Collection anthropologique du Prince Roland Bonaparte : photographie de Maurice Bucquet. Jardin d'acclimatation, 1892. Société de géographie Images de l'Autre : du Jardin d'acclimatation à l'Exposition coloniale

De 1877 à 1891, "Nubiens, Achantis, Hottentots, Somalis, Dahoméens" sont exhibés au Jardin d'acclimatation de Paris, créé en 1850, pour présenter les espèces animales et végétales issues des différentes parties du monde. La venue des peuples d'Afrique représente un épisode de l'histoire des "exhibitions de sauvages" qui se succèdent en Europe, à la fin du XIXe siècle, pour le plaisir d'un public nombreux qui vient satisfaire sa curiosité au contact de peuples si étranges par leurs langues, par leurs modes de vie qui fascinent et effraient tout à la fois. Ainsi en 1877, les "Zoulous" sont exhibés aux Folies-Bergères, ils y remportent un franc succès qui annonce déjà celui de la revue "Au Dahomey" au Casino de Paris en 1892.

Le Jardin d'acclimatation est aussi utilisé par les membres des sociétés savantes, en particulier la Société d'anthropologie, comme laboratoire d'observation des races humaines. Les Nubiens, sont étudiés par Le Bon, Letourneau, Deniker. Paul Topinard, E-T Hamy étudient pour leur part les "Boschimans" qui retiennent depuis Cuvier l'attention des savants, mais sont confondus encore à l'époque avec les "Hottentots", leurs voisins. Centrées sur l'étude anthropométrique - sont réalisées différentes mesures du corps, des membres, du crâne et des photographies de face, de profil - les observations portent aussi sur les caractères psychologiques, culturels et linguistiques. Il s'agit à la fois de vérifier, valider, guider les observations faites par les voyageurs sur le terrain, de définir sur une base physiologique la psychologie du sauvage et de se prononcer sur les questions de perfectibilité, de déterminisme. En marge de ces observations faites sur le vivant, un vaste débat s'installe au sein des sociétés savantes, donnant lieu à de nombreux articles et ouvrages sur l'inégalité des races.

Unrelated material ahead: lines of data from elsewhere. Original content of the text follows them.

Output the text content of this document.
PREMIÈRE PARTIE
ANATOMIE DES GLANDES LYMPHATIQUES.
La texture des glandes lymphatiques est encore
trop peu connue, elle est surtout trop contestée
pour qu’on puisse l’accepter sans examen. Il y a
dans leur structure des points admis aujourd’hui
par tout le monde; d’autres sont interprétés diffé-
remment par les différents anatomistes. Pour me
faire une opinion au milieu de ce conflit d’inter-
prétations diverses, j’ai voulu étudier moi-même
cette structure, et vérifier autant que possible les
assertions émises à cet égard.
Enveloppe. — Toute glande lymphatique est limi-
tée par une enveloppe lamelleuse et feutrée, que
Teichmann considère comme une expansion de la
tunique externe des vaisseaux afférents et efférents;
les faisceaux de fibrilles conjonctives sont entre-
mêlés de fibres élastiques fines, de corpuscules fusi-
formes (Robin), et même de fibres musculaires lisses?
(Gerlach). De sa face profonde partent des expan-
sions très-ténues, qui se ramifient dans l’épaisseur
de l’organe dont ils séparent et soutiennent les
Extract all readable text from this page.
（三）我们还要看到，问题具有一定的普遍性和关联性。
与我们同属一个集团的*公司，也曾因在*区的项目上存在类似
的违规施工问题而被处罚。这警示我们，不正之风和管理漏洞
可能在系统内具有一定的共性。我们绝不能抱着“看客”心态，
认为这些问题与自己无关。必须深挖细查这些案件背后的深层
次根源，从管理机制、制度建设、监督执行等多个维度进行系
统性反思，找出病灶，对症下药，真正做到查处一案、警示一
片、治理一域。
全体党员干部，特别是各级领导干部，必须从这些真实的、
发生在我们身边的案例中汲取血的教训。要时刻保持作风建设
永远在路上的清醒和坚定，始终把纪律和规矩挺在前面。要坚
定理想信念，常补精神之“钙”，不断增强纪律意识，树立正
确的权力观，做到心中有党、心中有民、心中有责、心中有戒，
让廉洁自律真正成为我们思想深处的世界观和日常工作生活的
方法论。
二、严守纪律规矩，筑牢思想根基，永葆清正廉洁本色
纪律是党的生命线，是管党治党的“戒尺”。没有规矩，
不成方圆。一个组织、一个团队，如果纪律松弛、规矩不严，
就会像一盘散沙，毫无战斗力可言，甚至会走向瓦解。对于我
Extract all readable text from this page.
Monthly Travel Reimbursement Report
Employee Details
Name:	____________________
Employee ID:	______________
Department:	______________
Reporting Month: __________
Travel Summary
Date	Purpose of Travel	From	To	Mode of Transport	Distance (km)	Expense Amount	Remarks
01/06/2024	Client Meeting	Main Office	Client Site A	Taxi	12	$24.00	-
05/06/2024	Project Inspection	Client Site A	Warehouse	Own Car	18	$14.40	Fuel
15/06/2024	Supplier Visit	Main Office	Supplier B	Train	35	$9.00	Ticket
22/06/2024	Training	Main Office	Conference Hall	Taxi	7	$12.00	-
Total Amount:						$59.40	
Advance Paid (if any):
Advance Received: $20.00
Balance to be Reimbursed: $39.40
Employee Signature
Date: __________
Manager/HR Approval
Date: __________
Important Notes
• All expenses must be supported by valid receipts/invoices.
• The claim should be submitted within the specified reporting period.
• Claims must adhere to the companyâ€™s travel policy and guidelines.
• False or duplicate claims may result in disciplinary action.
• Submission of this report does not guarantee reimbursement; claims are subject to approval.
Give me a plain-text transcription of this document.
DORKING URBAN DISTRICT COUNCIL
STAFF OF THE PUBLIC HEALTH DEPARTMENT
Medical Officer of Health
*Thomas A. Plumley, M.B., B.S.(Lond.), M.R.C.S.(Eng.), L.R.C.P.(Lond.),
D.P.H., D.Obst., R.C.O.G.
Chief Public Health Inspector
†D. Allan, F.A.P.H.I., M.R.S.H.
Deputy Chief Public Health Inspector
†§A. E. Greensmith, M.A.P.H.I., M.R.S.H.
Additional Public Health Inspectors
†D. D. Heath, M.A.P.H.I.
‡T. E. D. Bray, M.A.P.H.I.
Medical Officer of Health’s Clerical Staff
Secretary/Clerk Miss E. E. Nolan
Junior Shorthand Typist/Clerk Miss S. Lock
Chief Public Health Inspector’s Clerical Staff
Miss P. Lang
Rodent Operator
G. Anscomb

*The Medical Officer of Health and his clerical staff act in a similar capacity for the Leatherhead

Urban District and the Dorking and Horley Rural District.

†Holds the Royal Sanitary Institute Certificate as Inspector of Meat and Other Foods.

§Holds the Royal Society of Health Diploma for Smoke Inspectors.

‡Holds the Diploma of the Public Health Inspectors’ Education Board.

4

Le déclin des activités du Jardin d'acclimatation marque la fin d'une période à laquelle succèdent les premières expositions internationales, où sont montrées dans une perspective de glorification de l'Empire, les populations et les richesses des colonies. A l'exposition universelle de 1889, les photographies de Moreau, celles de la collection Roland Bonaparte donnent à voir, à côté de la présentation des "types ethniques", une mise en scène plus élaborée marquée par les influences de l'orientalisme et pour l'Afrique noire une volonté de mettre en contexte, avec les premières reconstitutions de village. Les expositions "d'indigènes" vont ensuite continuer à se multiplier en ponctuant les étapes de la colonisation. Durant les mois qui suivent la conquête de Tombouctou (1894), les Touaregs sont à Paris ; les Malgaches y apparaissent un an après l'occupation de l'île ; le succès des célèbres amazones du royaume d'Abomey fait suite à la défaite de Behanzin devant l'armée française au Dahomey.
L'Exposition coloniale de 1931, marquera en France le terme et l'apogée des exhibitions.